A partir de então terá sido o cabeça de casal a retirar as utilidades da casa pelo que será crédito do património conjugal sobre o mesmo, a mensalidade de 324,85 euros.
2.
Respondeu o cabeça de casal quanto à omissão na relação, em síntese:
i)             estragado
ii)            já partilhado
iii)          indicado na verba n.4
iv)          já partilhado
v)            já partilhado
vi)          já partilhado
vii)         já não existe
viii)        já não existe
ix)           já não existe
 x)            já partilhado
xi)           já partilhado
xii)         já partilhado
xiii)        já partilhado
xiv)        já partilhado
xv)         já partilhado.
A partilha de tais bens terá ocorrido previamente ao divórcio.
Pretendendo a interessada ignorar a partilha, o cabeça de casal propõe trazer à relação "novos" bens que haviam na ocasião cabido àquela.
Sete, em poder dela.
Nega dever ao património a mensalidade referida na douta reclamação.
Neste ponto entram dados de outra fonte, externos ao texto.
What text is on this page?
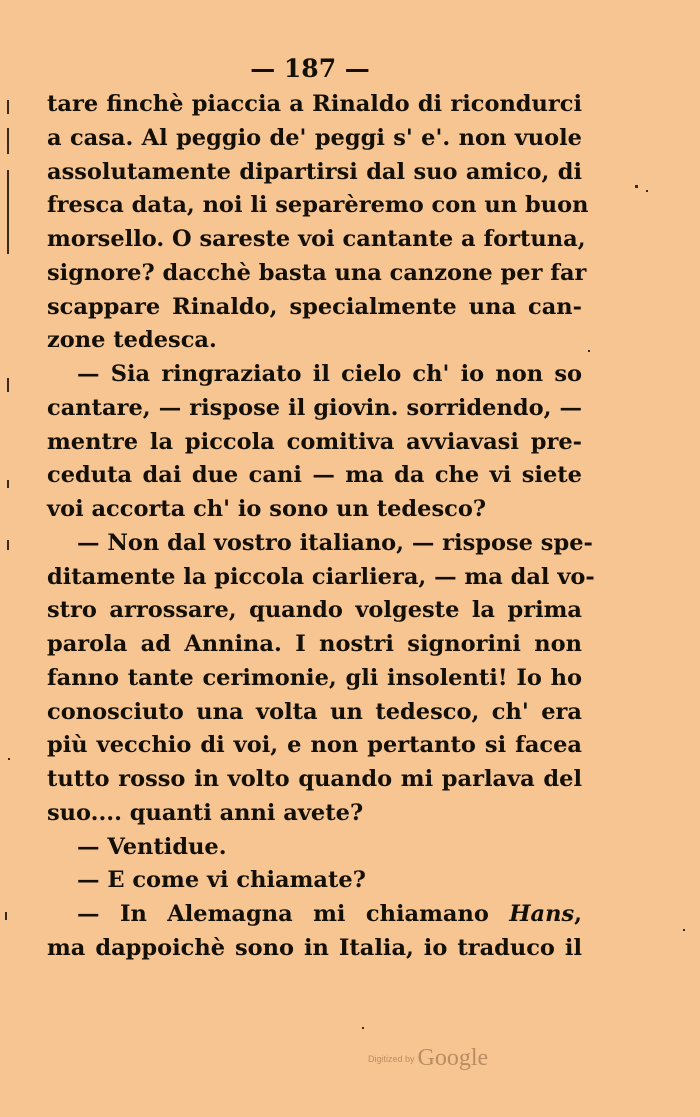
— 187 —
tare finchè piaccia a Rinaldo di ricondurci
a casa. Al peggio de' peggi s' e'. non vuole
assolutamente dipartirsi dal suo amico, di
fresca data, noi li separèremo con un buon
morsello. O sareste voi cantante a fortuna,
signore? dacchè basta una canzone per far
scappare Rinaldo, specialmente una can-
zone tedesca.
— Sia ringraziato il cielo ch' io non so
cantare, — rispose il giovin. sorridendo, —
mentre la piccola comitiva avviavasi pre-
ceduta dai due cani — ma da che vi siete
voi accorta ch' io sono un tedesco?
— Non dal vostro italiano, — rispose spe-
ditamente la piccola ciarliera, — ma dal vo-
stro arrossare, quando volgeste la prima
parola ad Annina. I nostri signorini non
fanno tante cerimonie, gli insolenti! Io ho
conosciuto una volta un tedesco, ch' era
più vecchio di voi, e non pertanto si facea
tutto rosso in volto quando mi parlava del
suo.... quanti anni avete?
— Ventidue.
— E come vi chiamate?
— In Alemagna mi chiamano Hans,
ma dappoichè sono in Italia, io traduco il
Digitized by Google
Faz referência a eventual crédito (150, euros mensais) pelo exercido da administração do imóvel. Não o concretiza todavia na douta relação suplementar.
Apresentou relação suplementar e obteve nova reclamação.
3.
Nada obsta à apreciação da douta reclamação. Não tendo sido oferecidos meios de prova, deve conhecer-se daquela de imediato.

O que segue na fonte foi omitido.